See the section on class loaders.  Have different class loaders for the new TypeSystem and the user application and annotator code.

Collections

UIMA v2 supports specially-named arrays of primitives (+ string), e.g. BooleanArray. 

UIMA v2 supports arrays of Feature Structures, using FSArray (JCas) or ArrayFS (Generic).  

For v3, support , support (not yet done, TBD?)

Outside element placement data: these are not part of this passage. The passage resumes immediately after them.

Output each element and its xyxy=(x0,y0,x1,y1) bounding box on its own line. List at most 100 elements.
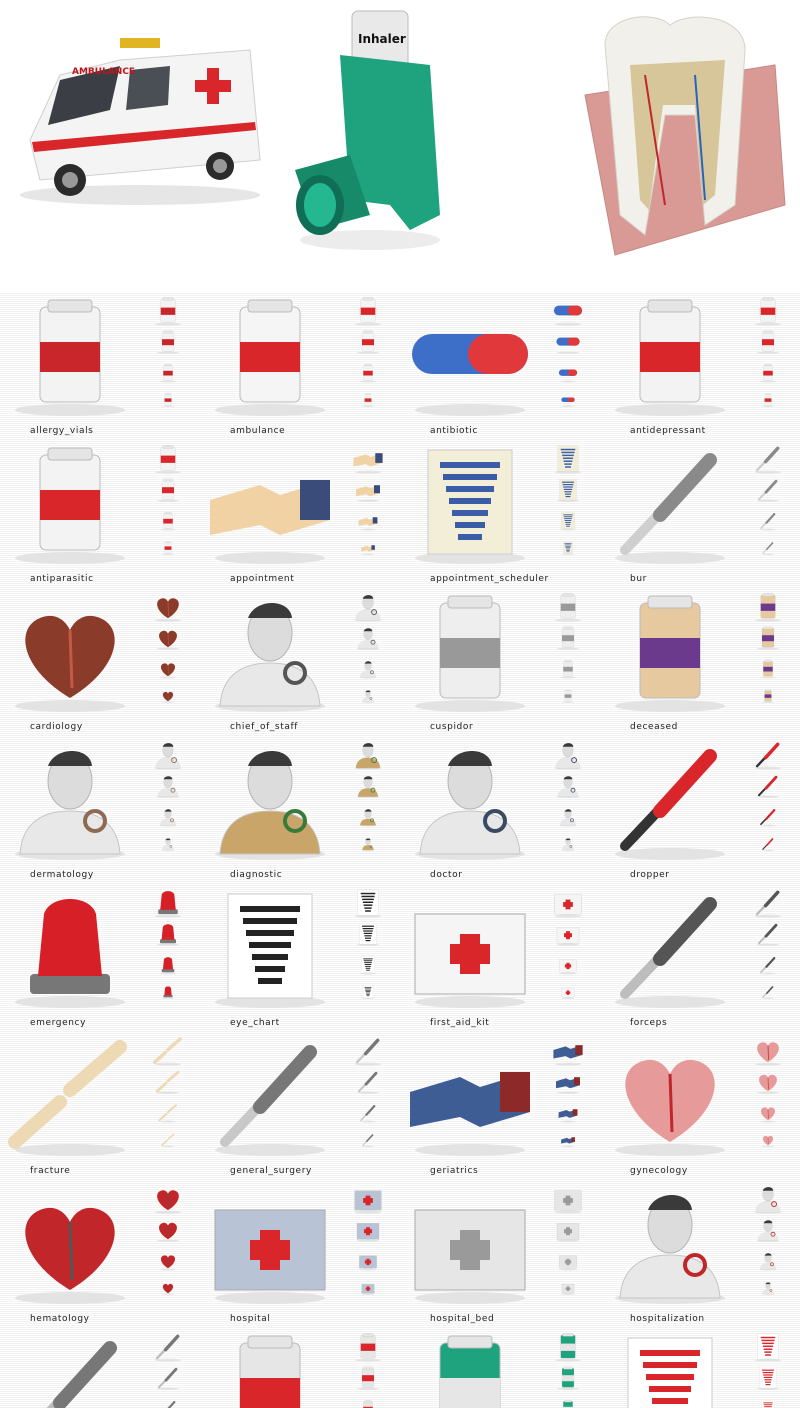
forceps-icon xyxy=(600,884,740,1012)
icon-tile[interactable]: cardiology xyxy=(0,588,200,736)
spittoon-icon xyxy=(542,624,594,658)
icon-label: geriatrics xyxy=(430,1166,479,1176)
insurance-billing-icon: Insurance Billing xyxy=(600,1328,740,1408)
icon-label: hospital_bed xyxy=(430,1314,495,1324)
patient-iv-icon xyxy=(742,1280,794,1314)
forceps-icon xyxy=(742,886,794,920)
icon-label: eye_chart xyxy=(230,1018,280,1028)
eye-chart-icon xyxy=(342,984,394,1018)
book-pen-icon xyxy=(542,540,594,574)
icon-tile[interactable]: forceps xyxy=(600,884,800,1032)
toe-tag-icon xyxy=(742,624,794,658)
pill-bottle-icon xyxy=(142,510,194,544)
icon-tile[interactable]: antidepressant xyxy=(600,292,800,440)
dental-drill-icon xyxy=(742,442,794,476)
scalpel-icon xyxy=(342,1132,394,1166)
icon-tile[interactable]: hospital xyxy=(200,1180,400,1328)
icon-label: cardiology xyxy=(30,722,83,732)
hospital-bed-icon xyxy=(542,1182,594,1216)
icon-label: appointment xyxy=(230,574,295,584)
icon-tile[interactable]: hospital_bed xyxy=(400,1180,600,1328)
icon-label: antibiotic xyxy=(430,426,478,436)
elderly-couple-icon xyxy=(542,1034,594,1068)
icon-tile[interactable]: diagnostic xyxy=(200,736,400,884)
heart-icon xyxy=(142,624,194,658)
icon-label: dropper xyxy=(630,870,670,880)
handshake-icon xyxy=(342,442,394,476)
elderly-couple-icon xyxy=(542,1132,594,1166)
dental-implant-icon xyxy=(142,1398,194,1408)
icon-tile[interactable]: bur xyxy=(600,440,800,588)
icon-label: emergency xyxy=(30,1018,87,1028)
spittoon-icon xyxy=(400,588,540,716)
ambulance-icon: AMBULANCE xyxy=(10,30,270,210)
icon-tile[interactable]: first_aid_kit xyxy=(400,884,600,1032)
icon-tile[interactable]: ambulance xyxy=(200,292,400,440)
dropper-icon xyxy=(742,836,794,870)
inhaler-icon xyxy=(542,1364,594,1398)
icon-label: diagnostic xyxy=(230,870,283,880)
doctor-bust-icon xyxy=(200,588,340,716)
icon-tile[interactable]: antiparasitic xyxy=(0,440,200,588)
toe-tag-icon xyxy=(742,658,794,692)
blood-magnifier-icon xyxy=(142,1182,194,1216)
pill-bottle-icon xyxy=(600,292,740,420)
icon-label: gynecology xyxy=(630,1166,688,1176)
scalpel-icon xyxy=(342,1068,394,1102)
scalpel-icon xyxy=(342,1034,394,1068)
icon-label: antiparasitic xyxy=(30,574,94,584)
icon-tile[interactable] xyxy=(200,1328,400,1408)
icon-label: hematology xyxy=(30,1314,90,1324)
forceps-icon xyxy=(742,954,794,988)
allergy-vials-icon xyxy=(142,328,194,362)
ambulance-text: AMBULANCE xyxy=(72,67,135,77)
icon-tile[interactable]: general_surgery xyxy=(200,1032,400,1180)
hospital-bed-icon xyxy=(542,1280,594,1314)
icon-tile[interactable]: deceased xyxy=(600,588,800,736)
toe-tag-icon xyxy=(742,590,794,624)
icon-tile[interactable] xyxy=(400,1328,600,1408)
pill-capsule-icon xyxy=(542,294,594,328)
patient-iv-icon xyxy=(600,1180,740,1308)
tooth-icon xyxy=(545,5,795,265)
syringe-cross-icon xyxy=(200,1328,340,1408)
book-pen-icon xyxy=(400,440,540,568)
icon-tile[interactable]: geriatrics xyxy=(400,1032,600,1180)
icon-row: Insurance Billing xyxy=(0,1328,800,1408)
eye-chart-icon xyxy=(342,920,394,954)
hero-section: AMBULANCE Inhaler xyxy=(0,0,800,292)
allergy-vials-icon xyxy=(0,292,140,420)
icon-tile[interactable]: cuspidor xyxy=(400,588,600,736)
icon-tile[interactable]: hematology xyxy=(0,1180,200,1328)
icon-tile[interactable]: gynecology xyxy=(600,1032,800,1180)
icon-label: forceps xyxy=(630,1018,668,1028)
icon-tile[interactable]: antibiotic xyxy=(400,292,600,440)
icon-tile[interactable]: appointment_scheduler xyxy=(400,440,600,588)
doctor-bust-icon xyxy=(342,688,394,722)
icon-row: cardiology chief_of_staff cuspidor deceased xyxy=(0,588,800,736)
icon-tile[interactable]: hospitalization xyxy=(600,1180,800,1328)
icon-tile[interactable]: Insurance Billing xyxy=(600,1328,800,1408)
icon-tile[interactable] xyxy=(0,1328,200,1408)
dental-drill-icon xyxy=(742,510,794,544)
forceps-icon xyxy=(742,920,794,954)
hospital-building-icon xyxy=(342,1250,394,1284)
blood-magnifier-icon xyxy=(0,1180,140,1308)
icon-tile[interactable]: doctor xyxy=(400,736,600,884)
pill-bottle-icon xyxy=(142,540,194,574)
icon-tile[interactable]: emergency xyxy=(0,884,200,1032)
uterus-icon xyxy=(742,1102,794,1136)
pill-bottle-icon xyxy=(742,362,794,396)
icon-tile[interactable]: chief_of_staff xyxy=(200,588,400,736)
icon-tile[interactable]: fracture xyxy=(0,1032,200,1180)
icon-tile[interactable]: allergy_vials xyxy=(0,292,200,440)
icon-tile[interactable]: eye_chart xyxy=(200,884,400,1032)
uterus-icon xyxy=(600,1032,740,1160)
icon-label: doctor xyxy=(430,870,463,880)
dental-implant-icon xyxy=(0,1328,140,1408)
icon-tile[interactable]: appointment xyxy=(200,440,400,588)
icon-tile[interactable]: dermatology xyxy=(0,736,200,884)
dropper-icon xyxy=(742,806,794,840)
icon-tile[interactable]: dropper xyxy=(600,736,800,884)
elderly-couple-icon xyxy=(542,1068,594,1102)
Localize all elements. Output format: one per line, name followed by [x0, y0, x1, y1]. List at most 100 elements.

  • new notation (arrays):  aligned with Java: TOP[] or Annotation[] or MyType[] or short[]
  • new notation (collections): aligned with Java generics: List<TOP> or ArrayList<Annotation> or HashSet<MyType>

...

  • limit (initially) generic spec to only simple type names, no support for extends, ?, etc.  Use TOP for "Object".

Strings

Keep special UIMA String type for compatibility and subtyping.

Feature Structure APIs

JCas style - where the name of the Type and Feature are known, and present in the code.

Generic style - where the name of the Type and Feature are not known ahead of time, and are referred to indirectly via variables, in the code.

"Low level" style - only for backwards compatibility.